In this study, a new two-speed transmission which uses multiple planetary gear sets was designed for electric vehicles. In order to achieve a compact design, each gear is coaxially placed to reduce space to a minimum. The two-speed transmission design was carried out with the minimum space to also ensure safety. In the design process, the ring gear was removed, and the carrier gear was shared, since this would be the weight of the transmission to be reduced and would further reduce the size of the transmission housing. The bending strength and surface durability of each gear was calculated, adhering to the JGMA standard, to ensure safety. Also, by calculating the reference efficiency of the transmission, the validity of the two-speed transmission design was confirmed.

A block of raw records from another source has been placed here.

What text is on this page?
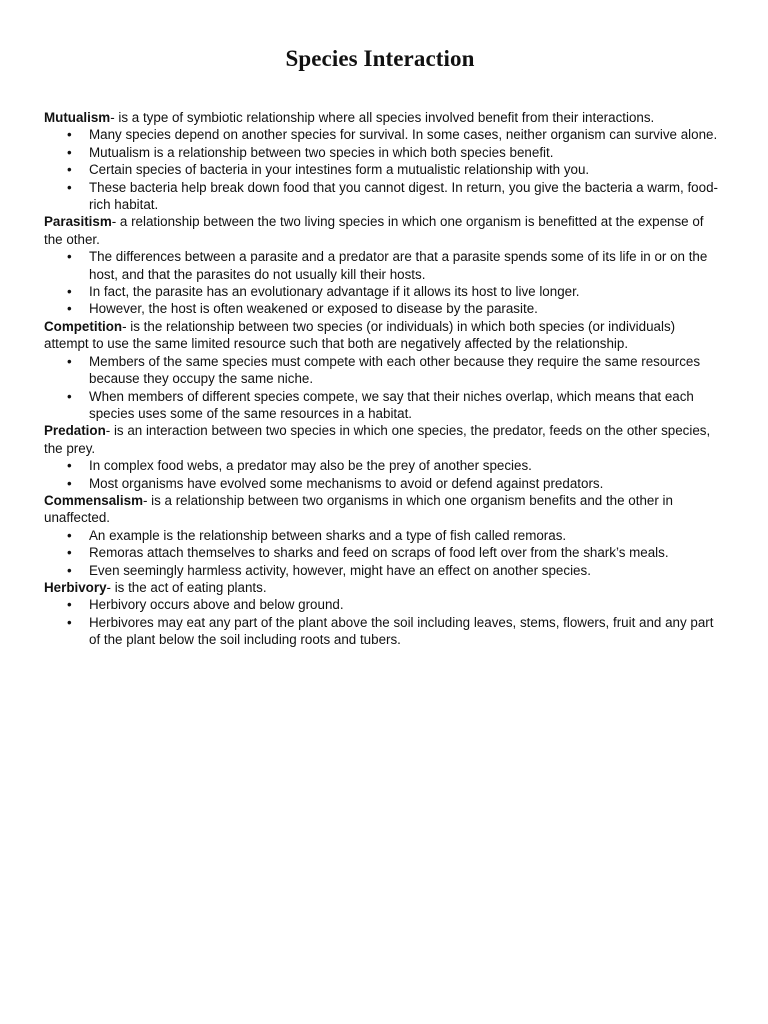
Species Interaction

Mutualism- is a type of symbiotic relationship where all species involved benefit from their interactions.

• Many species depend on another species for survival. In some cases, neither organism can survive alone.
• Mutualism is a relationship between two species in which both species benefit.
• Certain species of bacteria in your intestines form a mutualistic relationship with you.
• These bacteria help break down food that you cannot digest. In return, you give the bacteria a warm, food-rich habitat.

Parasitism- a relationship between the two living species in which one organism is benefitted at the expense of the other.

• The differences between a parasite and a predator are that a parasite spends some of its life in or on the host, and that the parasites do not usually kill their hosts.
• In fact, the parasite has an evolutionary advantage if it allows its host to live longer.
• However, the host is often weakened or exposed to disease by the parasite.

Competition- is the relationship between two species (or individuals) in which both species (or individuals) attempt to use the same limited resource such that both are negatively affected by the relationship.

• Members of the same species must compete with each other because they require the same resources because they occupy the same niche.
• When members of different species compete, we say that their niches overlap, which means that each species uses some of the same resources in a habitat.

Predation- is an interaction between two species in which one species, the predator, feeds on the other species, the prey.

• In complex food webs, a predator may also be the prey of another species.
• Most organisms have evolved some mechanisms to avoid or defend against predators.

Commensalism- is a relationship between two organisms in which one organism benefits and the other in unaffected.

• An example is the relationship between sharks and a type of fish called remoras.
• Remoras attach themselves to sharks and feed on scraps of food left over from the shark’s meals.
• Even seemingly harmless activity, however, might have an effect on another species.

Herbivory- is the act of eating plants.

• Herbivory occurs above and below ground.
• Herbivores may eat any part of the plant above the soil including leaves, stems, flowers, fruit and any part of the plant below the soil including roots and tubers.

Finally, through research, the results obtained in this paper are as follows.

(1)

An electric vehicle two-speed transmission mechanism was envisioned, and 3D modeling was undertaken. The number of parts is reduced by means of a mechanism different from a conventional transmission with each planetary gear and sun gear coaxially configured to eliminate unnecessary space. The design was made even more compact by eliminating the ring gear.

(2)

The characteristics of the two-speed transmission mechanism, detailed in this paper, allows for the speed and acceleration of the sun gear to be fixed to “0”. Thus, it is judged to be an advantageous structure for automobiles powered by batteries because of the low shift shock and the low energy required for shifting.

(3)

Gear strength calculations were performed both inside and outside the transmission. The bending strength and the surface durability strength of the gear were calculated, and it was confirmed that each gear meets JGMA standard safety factors. Thus, the safety of the transmission is confirmed.

(4)

The transmission meshing efficiency was analyzed. It was calculated to allow for the meshing efficiency of the involute external gear to be calculated. Based on this calculated result, the reference efficiency of the transmission was then calculated. A result of 97% of reference efficiency in the transmission was obtained. The reference efficiency for the first gear shift was 96.4466%, while for the second gear the reference efficiency was calculated as 96.5712%.

In the future, it is considered that research on various transmissions suitable for utilization, such as output specifications and driving methods, is necessary. Therefore, we plan to conduct future research to modularize the transmission and select and use it according to the usage environment. In addition, there is a plan to improve technical factors through trial production.